I tend to hit people. In a friendly, joking manner. I’m no Domme but I truly enjoy it, I feel an overwhelming need to hit the person I feel affection towards.
So, this morning in class, we were working in groups to develop a press release and I happened to hit a friend of mine on the shoulder for not paying attention, let’s call him Kneeman.
On my other side, was another friend, say Shoulderman. Apparently when I struck Kneeman I seemed to enjoy it so much that it was really obvious to Shoulderman.
We had the following conversation:-
Shoulderman: You seem to love to hit people.
Me: Incidentally, I do.
Shoulderman: I understand.
Me: You do? You enjoy hitting people too? Like getting in fights?

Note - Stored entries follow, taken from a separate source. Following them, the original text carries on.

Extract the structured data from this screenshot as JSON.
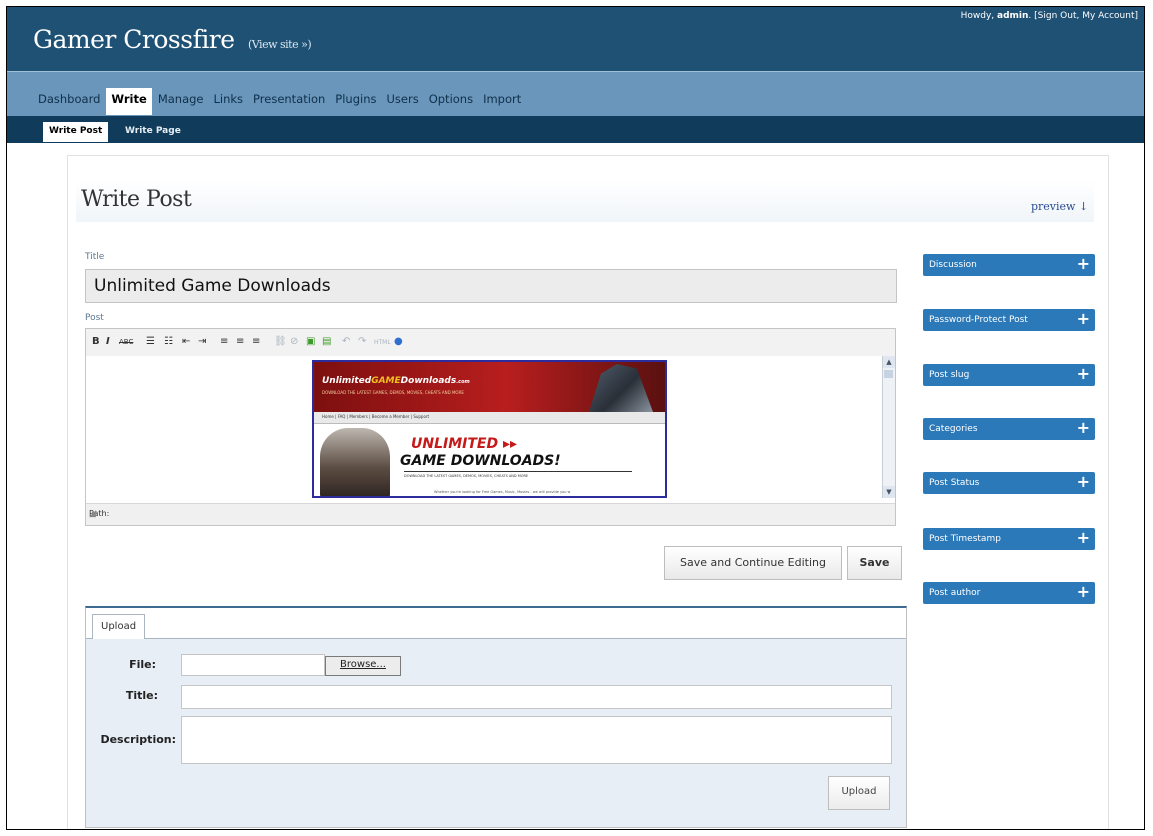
{
  "header": {
    "site_title": "Gamer Crossfire",
    "view_site": "(View site »)",
    "user_howdy": "Howdy,",
    "user_name": "admin",
    "user_links": "[Sign Out, My Account]"
  },
  "nav": {
    "tabs": [
      "Dashboard",
      "Write",
      "Manage",
      "Links",
      "Presentation",
      "Plugins",
      "Users",
      "Options",
      "Import"
    ],
    "active": "Write",
    "subtabs": [
      "Write Post",
      "Write Page"
    ]
  },
  "page": {
    "title": "Write Post",
    "preview": "preview ↓"
  },
  "form": {
    "title_label": "Title",
    "title_value": "Unlimited Game Downloads",
    "post_label": "Post",
    "path_label": "Path:"
  },
  "toolbar": {
    "bold": "B",
    "italic": "I",
    "strike": "ABC",
    "ul": "☰",
    "ol": "☷",
    "outdent": "⇤",
    "indent": "⇥",
    "align_left": "≡",
    "align_center": "≡",
    "align_right": "≡",
    "link": "⛓",
    "unlink": "⊘",
    "image": "▣",
    "more": "▤",
    "undo": "↶",
    "redo": "↷",
    "html": "HTML",
    "help": "●"
  },
  "embed": {
    "logo_prefix": "Unlimited",
    "logo_game": "GAME",
    "logo_suffix": "Downloads",
    "logo_tld": ".com",
    "tagline": "DOWNLOAD THE LATEST GAMES, DEMOS, MOVIES, CHEATS AND MORE",
    "menu": "Home  |  FAQ  |  Members  |  Become a Member  |  Support",
    "headline1": "UNLIMITED ▸▸",
    "headline2": "GAME DOWNLOADS!",
    "small1": "DOWNLOAD THE LATEST GAMES, DEMOS, MOVIES, CHEATS AND MORE",
    "small2": "Whether you're looking for Free Games, Music, Movies - we will provide you w"
  },
  "buttons": {
    "save_continue": "Save and Continue Editing",
    "save": "Save"
  },
  "upload": {
    "tab": "Upload",
    "file_label": "File:",
    "browse": "Browse...",
    "title_label": "Title:",
    "description_label": "Description:",
    "upload_button": "Upload"
  },
  "sidebar": {
    "boxes": [
      "Discussion",
      "Password-Protect Post",
      "Post slug",
      "Categories",
      "Post Status",
      "Post Timestamp",
      "Post author"
    ],
    "plus": "+"
  },
  "colors": {
    "header_bg": "#1e5174",
    "nav_bg": "#6a96bb",
    "subnav_bg": "#103b5a",
    "sidebar_box": "#2b79b8",
    "upload_bg": "#e8eef5"
  }
}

Shoulderman: No, I never get into fights but I do enjoy hitting people. I am a huge sadist.
(silently, I am thinking my radar must be seriously off if I could not fathom this about him)
In my experience, not many Indian men or women come right out and admit to their sadistic/masochistic desires, very very few in fact. Fewer are able to differentiate sadism and fighting. And the tinniest segment is able to accurately deduce who this information should be revealed to.
I am unsure if Shoulderman told me this because he had recognized me for who I am, perhaps I have met him before somewhere at an event or a workshop, or it was just a lucky coincidence that he happened to confide into me. It is also possible, of course, that he goes around revealing this information to just anybody.
I would also posit that it is not impossible to deduce what I tend towards sexually from my habits, behavior and mannerisms but I am often mistaken for a Domme.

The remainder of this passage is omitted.